Unaaha- Sebelum pandemi corona menjadi pusat perhatian, beberapa waktu lalu publik sempat dihebohkan dengan adanya 56 desa fiktif di Kabupaten Konawe. Sayangnya, dengan adanya pandemi corona kehebohan mengenai desa fiktif tersebut berangsur-angsur hilang.

Lantas, apa kabarnya 56 desa fiktif?, melalui sambungan seluler Mediakendari.com mewawancarai Ketua Komisis I DPRD Konawe sekaligus Ketua Pansus, Benny Setiady Burhan SE., Selasa 28 April 2020, mengatakan saat ini pihaknya intens melakukan komunikasi dengan Dirjen Bina Pemerintahan Desa Kemendagri.

“Komunikasi terakhir dengan dirjen, kami diberikan batas waktu hingga 8 Mei 2020 mendatang, berdasarkan draft perda (penggabungan dan penghapusan desa) yang dikirimkan bulan Maret lalu,” jelasnya.

Diakuinya pendefinitifan 56 desa berlangsung lama dikarenakan adanya pandemi corona, namun akhirnya pihaknya harus bergerak cepat karena batas waktu yang diberikan semakin dekat.

Ditarget 8 Mei mendatang, santer terdengar DPRD Konawe menolak arahan DPRD Provinsi untuk menyetujui dua draft perda berdasarkan surat yang dikirim ke DPRD Konawe.

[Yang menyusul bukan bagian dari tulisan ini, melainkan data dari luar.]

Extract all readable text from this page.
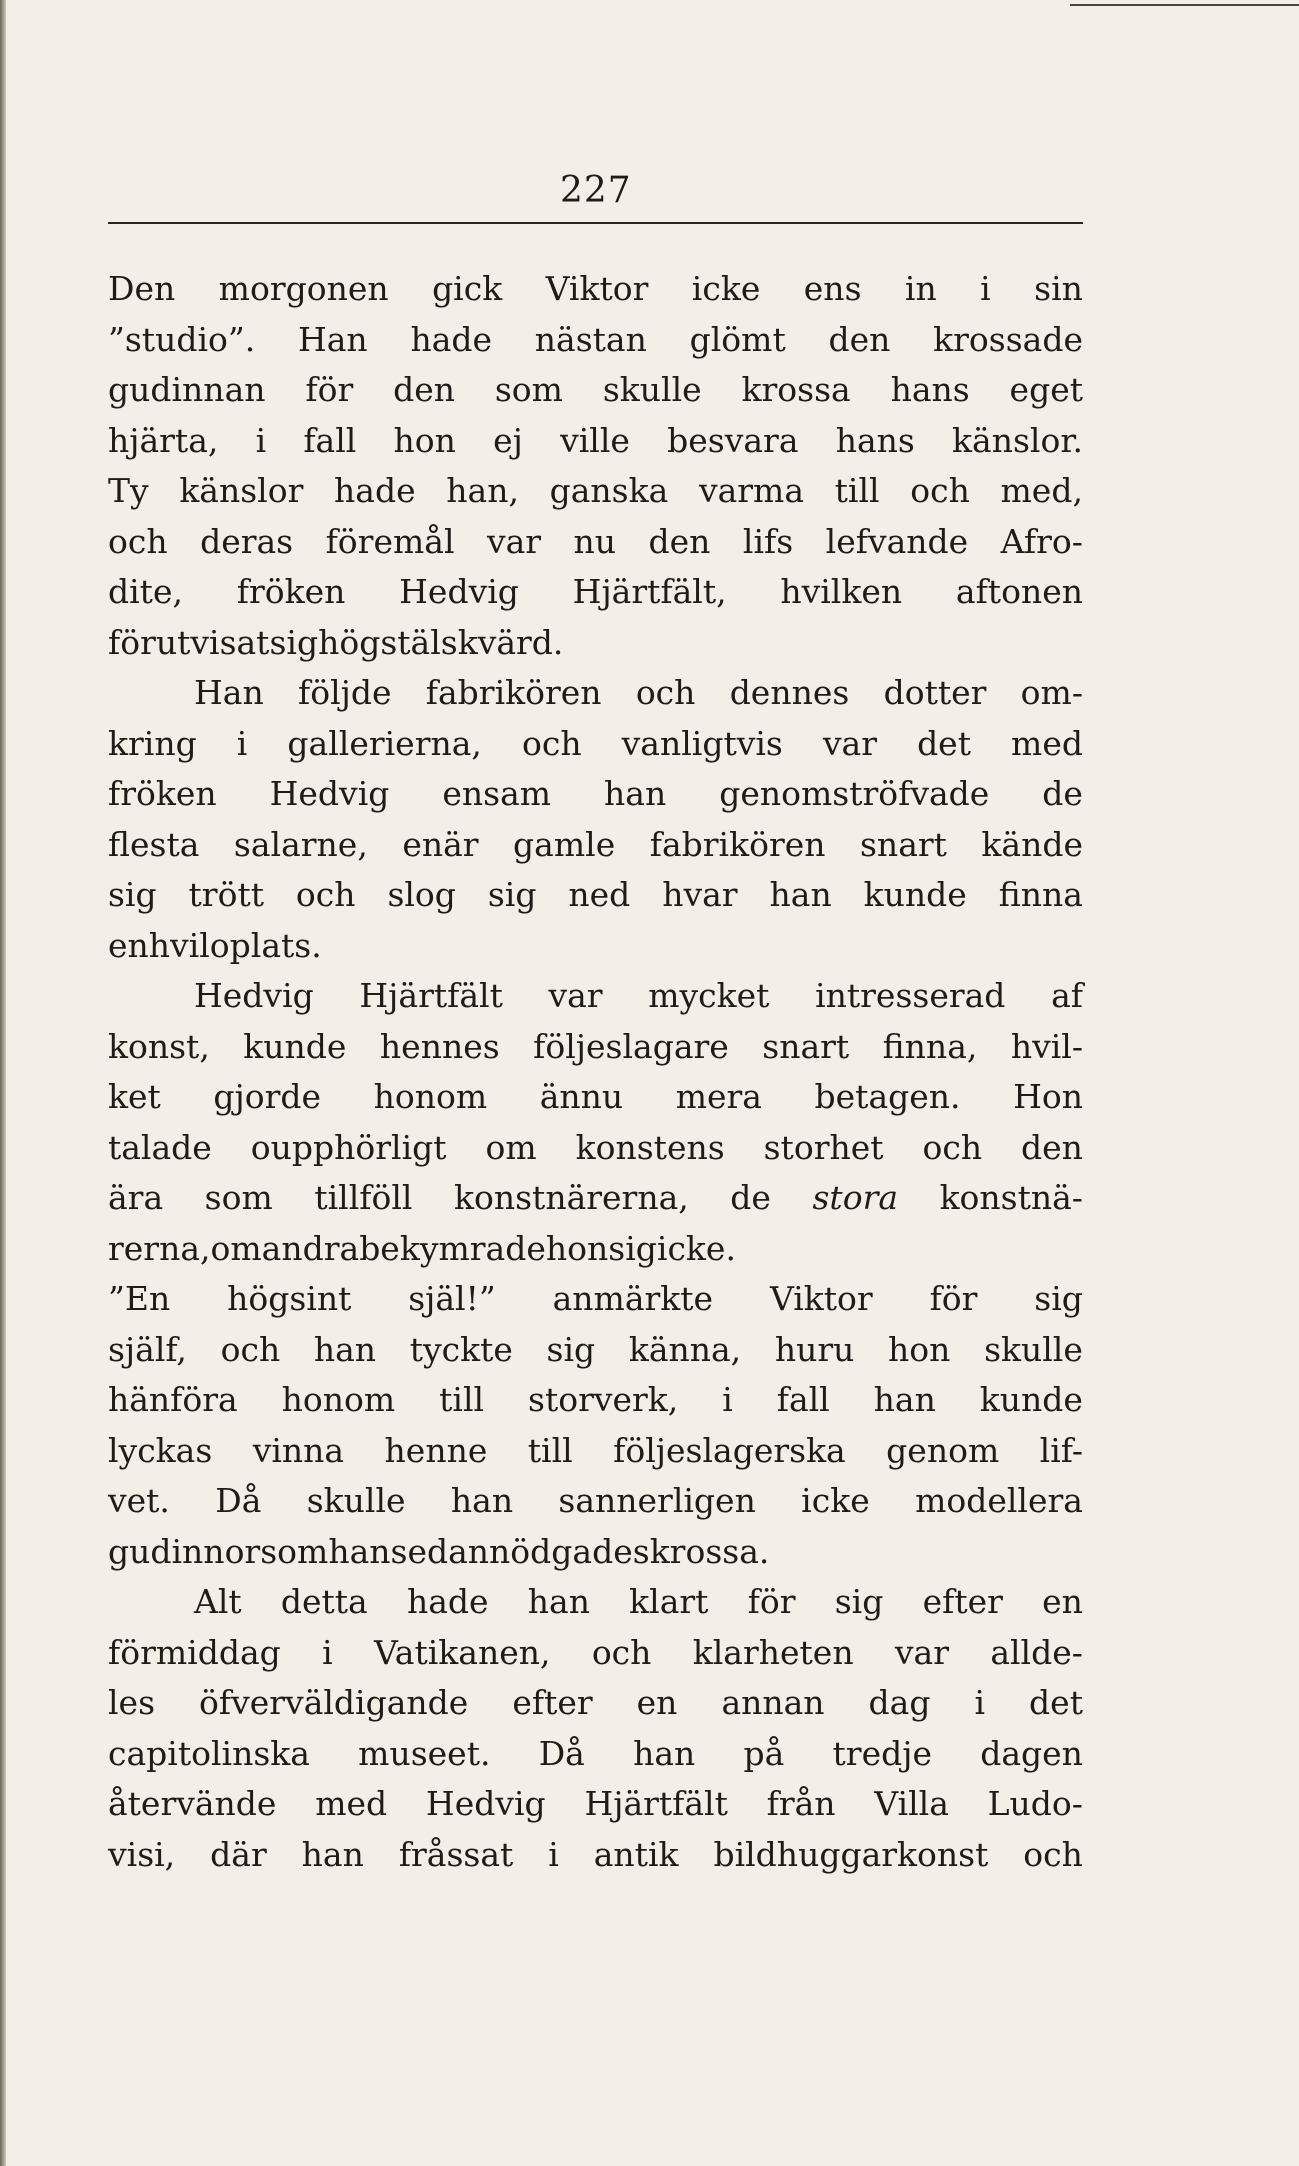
227
Den morgonen gick Viktor icke ens in i sin
”studio”. Han hade nästan glömt den krossade
gudinnan för den som skulle krossa hans eget
hjärta, i fall hon ej ville besvara hans känslor.
Ty känslor hade han, ganska varma till och med,
och deras föremål var nu den lifs lefvande Afro-
dite, fröken Hedvig Hjärtfält, hvilken aftonen
förut visat sig högst älskvärd.
Han följde fabrikören och dennes dotter om-
kring i gallerierna, och vanligtvis var det med
fröken Hedvig ensam han genomströfvade de
flesta salarne, enär gamle fabrikören snart kände
sig trött och slog sig ned hvar han kunde finna
en hviloplats.
Hedvig Hjärtfält var mycket intresserad af
konst, kunde hennes följeslagare snart finna, hvil-
ket gjorde honom ännu mera betagen. Hon
talade oupphörligt om konstens storhet och den
ära som tillföll konstnärerna, de stora konstnä-
rerna, om andra bekymrade hon sig icke.
”En högsint själ!” anmärkte Viktor för sig
själf, och han tyckte sig känna, huru hon skulle
hänföra honom till storverk, i fall han kunde
lyckas vinna henne till följeslagerska genom lif-
vet. Då skulle han sannerligen icke modellera
gudinnor som han sedan nödgades krossa.
Alt detta hade han klart för sig efter en
förmiddag i Vatikanen, och klarheten var allde-
les öfverväldigande efter en annan dag i det
capitolinska museet. Då han på tredje dagen
återvände med Hedvig Hjärtfält från Villa Ludo-
visi, där han fråssat i antik bildhuggarkonst och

“Iya itu memang benar, simpel saja DPRD Konawe ikut ke Kementerian sesuai dengan draft perda penggabungan dan penghapusan desa yang dikirim ke kami. Jadi kami minta maaf kepada DPRD Provinsi, tentu arahan kementerian yang akan kami ikuti,” tegasnya.

Olehnya berdasarkan draft perda kementerian, politisi PAN tersebut membeberkan dari 56 desa nantinya hanya ada 53 desa yang akan didefinitifkan. Tiga desa lainnya akan digabung karena tidak memenuhi syarat sebagai desa.

Ketiga desa yang dimaksud yakni, Desa Wiau Kecamatan Routa, Desa Napooha Kecamatan Latoma dan Desa Arombu Utama Kecamatan Latoma. Desa Wiau akan digabungkan ke Desa Parudongka, Desa Napooha ke Desa Nesowi dan Desa Arombu Utama menjadi satu dengan Desa Latoma Jaya.

“Ketiga desa ini kemudian dilebur dengan desa lainnya, karena jumlah penduduk dan luas wilayahnya tidak memenuhi syarat sebagai desa,” tandasnya.